Thomas Ahearn's son Frank would become the owner of the Ottawa Auditorium and the Ottawa Senators professional ice hockey team.

Ahearn's other child, Lilias Ahearn Southam(1888-1962) married Harry Southam in 1909. Harry Southam, publisher of the Ottawa Citizen, was part of the Southam newspaper empire.

== Legacy ==

Ahearn Avenue, a street in the Britannia Heights neighbourhood of Ottawa, is named for Ahearn.

In 1949, a monument to Ahearn was erected in Lansdowne Park, consisting of a square limestone pillar with two low walls of unequal length extending perpendicularly from the pillar, four drinking fountains attached to the shorter of the two walls, and a bench extending along the back side of the longer wall. A bronze plaque on the side of the pillar facing the fountains bears a relief of Ahearn, sculpted by Felix De Weldon, with his name and the years of his birth and death. The pillar was also inscribed on the two sides of the pillar adjoining the side with the plaque; one side reads "Hon. Thomas Ahearn, P.C./Of Ottawa/Pioneer in the field/Of electric lighting/And transportation./Presented with/Central Canada/Exhibition Association/Gold Medal, 1892"; the other side reads "This/Drinking fountain/Erected/In memory of/Hon. Thomas Ahearn/In the year 1949 by/Mr. & Mrs. T.F. Ahearn".

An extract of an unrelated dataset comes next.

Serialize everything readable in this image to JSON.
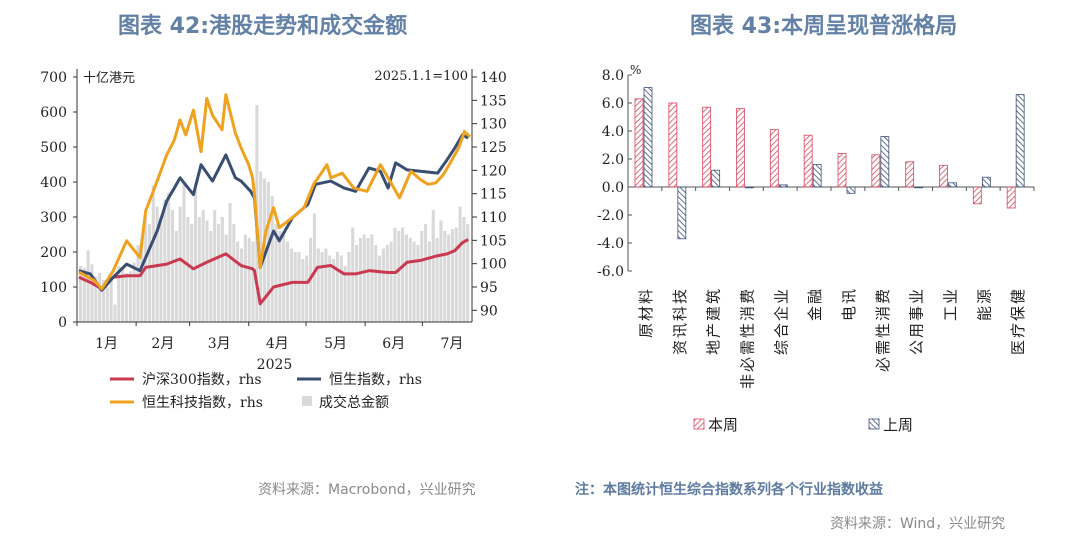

In 1967, the Ahearn Monument was moved from near the Bank St. entrance gate to Lansdowne Park to further into the park, at the rear of the Coliseum. During the redevelopment of Lansdowne Park in 2012, the monument was moved to a small plaza at the corner of Bank St. and Holmwood Ave., at the former site of Sylvia Holden Park. The monument was also altered at that time; the drinking fountains were removed, and the longer wall was lowered to the level of the bench.